For five years already, she has been living in a cell. Meaning, five years too many. This questions our own freedom; no wall, no jailer has managed to prevent this miracle: her voice cancels out the distance. Nûdem Durak has no other weapon that a guitar. She sang in her maternal language, long prohibited by successive Turkish governments. She raised her clear voice high to sing the memories, the struggle and the dreams of her people, oppressed for so many decades and by so many States.
And because she was resisting — and goes on resisting still — one of those States, a system based on terror, has attempted to silence her by using the word which paralyzes: “terrorism”. Nûdem was beaten, placed in isolation. Her guitar was smashed, people gave false testimony in order to condemn her. But the State-run death machine has lost already: her voice reaches us, perhaps even more powerfully than before, as does that of Grup Yorum and of its musicians who died these past few days, following a much too long hunger strike.

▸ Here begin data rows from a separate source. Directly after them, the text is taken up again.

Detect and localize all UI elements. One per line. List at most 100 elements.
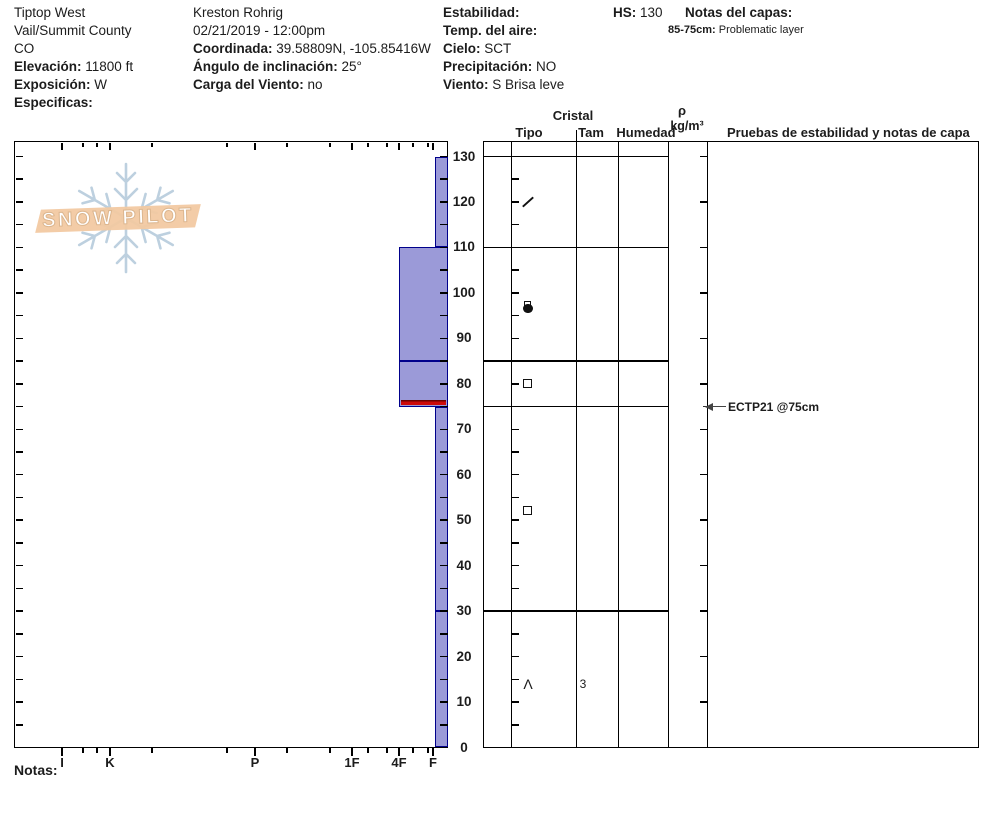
depth-tick-right bbox=[440, 155, 448, 158]
header-label: Viento: bbox=[443, 77, 489, 92]
depth-tick-tipo bbox=[512, 223, 519, 226]
hardness-major-tick-bottom bbox=[254, 747, 256, 756]
hardness-minor-tick-bottom bbox=[329, 747, 331, 753]
depth-tick-right bbox=[440, 564, 448, 567]
hardness-label: F bbox=[429, 755, 437, 770]
depth-tick-left bbox=[15, 428, 23, 431]
depth-tick-right bbox=[440, 610, 448, 612]
depth-tick-left bbox=[15, 496, 23, 499]
depth-tick-right bbox=[440, 405, 448, 408]
depth-tick-right bbox=[440, 633, 448, 635]
depth-label-10: 10 bbox=[456, 694, 472, 710]
depth-tick-left bbox=[15, 201, 23, 203]
depth-tick-tipo bbox=[512, 405, 519, 408]
depth-tick-left bbox=[15, 655, 23, 658]
depth-tick-right bbox=[440, 201, 448, 203]
depth-tick-right bbox=[440, 360, 448, 362]
ect-test-label: ECTP21 @75cm bbox=[728, 399, 820, 414]
depth-tick-rho bbox=[700, 337, 707, 340]
depth-label-20: 20 bbox=[456, 648, 472, 664]
hs-line: HS: 130 bbox=[613, 5, 663, 20]
tipo-tam-separator-peek bbox=[576, 130, 578, 141]
depth-tick-left bbox=[15, 246, 23, 249]
depth-tick-tipo bbox=[512, 633, 519, 635]
hardness-plot-frame bbox=[14, 141, 448, 748]
depth-tick-right bbox=[440, 701, 448, 703]
header-label: Precipitación: bbox=[443, 59, 533, 74]
depth-tick-left bbox=[15, 724, 23, 726]
depth-tick-tipo bbox=[512, 428, 519, 431]
table-header-tipo: Tipo bbox=[515, 125, 543, 140]
table-header-cristal: Cristal bbox=[552, 108, 594, 123]
header-line: Temp. del aire: bbox=[443, 23, 541, 38]
table-column-line bbox=[511, 141, 513, 748]
table-column-line bbox=[576, 141, 578, 748]
depth-tick-rho bbox=[700, 564, 707, 567]
header-label: Estabilidad: bbox=[443, 5, 520, 20]
depth-tick-right bbox=[440, 451, 448, 453]
table-column-line bbox=[707, 141, 709, 748]
header-line: Exposición: W bbox=[14, 77, 108, 92]
hardness-major-tick-bottom bbox=[432, 747, 434, 756]
depth-tick-tipo bbox=[512, 337, 519, 340]
hardness-major-tick-top bbox=[432, 142, 434, 150]
hardness-minor-tick-bottom bbox=[286, 747, 288, 753]
depth-label-40: 40 bbox=[456, 557, 472, 573]
depth-tick-right bbox=[440, 383, 448, 385]
layer-note-range: 85-75cm: bbox=[668, 24, 716, 36]
header-line: Elevación: 11800 ft bbox=[14, 59, 134, 74]
depth-tick-left bbox=[15, 451, 23, 453]
depth-tick-rho bbox=[700, 383, 707, 385]
header-label: Temp. del aire: bbox=[443, 23, 538, 38]
hardness-major-tick-top bbox=[61, 142, 63, 150]
depth-tick-left bbox=[15, 292, 23, 294]
depth-label-110: 110 bbox=[453, 239, 475, 255]
depth-tick-rho bbox=[700, 610, 707, 612]
depth-tick-left bbox=[15, 223, 23, 226]
depth-tick-left bbox=[15, 678, 23, 681]
depth-tick-tipo bbox=[512, 360, 519, 362]
header-label: Carga del Viento: bbox=[193, 77, 304, 92]
depth-tick-right bbox=[440, 519, 448, 521]
depth-tick-left bbox=[15, 701, 23, 703]
depth-tick-left bbox=[15, 519, 23, 521]
depth-tick-rho bbox=[700, 701, 707, 703]
ect-arrow-shaft bbox=[712, 405, 726, 408]
layer-note-line: 85-75cm: Problematic layer bbox=[668, 24, 804, 36]
depth-tick-rho bbox=[700, 655, 707, 658]
depth-label-60: 60 bbox=[456, 466, 472, 482]
hardness-major-tick-bottom bbox=[398, 747, 400, 756]
depth-label-70: 70 bbox=[456, 421, 472, 437]
depth-tick-tipo bbox=[512, 678, 519, 681]
hardness-minor-tick-top bbox=[82, 142, 84, 147]
table-layer-line-30 bbox=[483, 610, 668, 612]
depth-tick-tipo bbox=[512, 587, 519, 590]
depth-tick-tipo bbox=[512, 246, 519, 249]
depth-tick-right bbox=[440, 269, 448, 271]
hardness-label: 4F bbox=[391, 755, 407, 770]
depth-tick-left bbox=[15, 405, 23, 408]
hardness-major-tick-bottom bbox=[109, 747, 111, 756]
depth-label-100: 100 bbox=[452, 284, 476, 300]
depth-tick-tipo bbox=[512, 473, 519, 476]
hs-label: HS: bbox=[613, 5, 637, 20]
hardness-minor-tick-bottom bbox=[386, 747, 388, 753]
depth-tick-tipo bbox=[512, 269, 519, 271]
hardness-minor-tick-top bbox=[386, 142, 388, 147]
depth-label-90: 90 bbox=[456, 330, 472, 346]
header-label: Exposición: bbox=[14, 77, 91, 92]
header-line: Viento: S Brisa leve bbox=[443, 77, 565, 92]
header-line: CO bbox=[14, 41, 34, 56]
depth-tick-right bbox=[440, 587, 448, 590]
depth-tick-right bbox=[440, 655, 448, 658]
depth-tick-right bbox=[440, 496, 448, 499]
hardness-minor-tick-top bbox=[151, 142, 153, 147]
depth-tick-right bbox=[440, 473, 448, 476]
depth-tick-tipo bbox=[512, 655, 519, 658]
depth-tick-right bbox=[440, 542, 448, 544]
header-text: CO bbox=[14, 41, 35, 56]
depth-label-80: 80 bbox=[456, 375, 472, 391]
header-line: 02/21/2019 - 12:00pm bbox=[193, 23, 325, 38]
hardness-minor-tick-bottom bbox=[151, 747, 153, 753]
depth-tick-left bbox=[15, 542, 23, 544]
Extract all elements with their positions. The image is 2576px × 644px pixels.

An international liberation campaign “Free Nûdem Durak”, was launched recently in France and, already, from Algeria to the United States, from Morocco to Sweden, from Senegal to Guadeloupe, people are paying attention to this voice. I hear that Angela Davis — whom I do not know personally — has once again called for the liberation of an imprisoned woman — an artist.
“The singer becomes heaven and earth”
And I surprise myself living each one of her songs like a total experience: I slip into the inner face of the sound of her words, words the meaning of which I attempt to catch; I fill my current life with Nûdem’s tales and mountain landscapes. The future, the present and the past, hers, ours, mine, console one another, speak to one another, unite.
Writer John Berger wrote than when a great singer sings “not a single corner of silence or innocence remains, life’s coat is turned inside out, the singer becomes heaven and earth, the past, and the future start to sing one of the songs belonging to one and the same life.”
So yes, my generation’s resistance meets that of hers, of theirs, because there cannot be a political prisoner without a collective. No individual without a people resisting. That is the centuries-old thread, uninterrupted, painful and joyful, national as well as world-wide, demanding justice and equality.
One day, an international mobilization liberated me — not everyone was granted this chance.
So I have no other choice than to attempt, with other tiny grains of sand against the machine, to make this cry be heard: freedom for Nûdem Durak and for all political prisoners.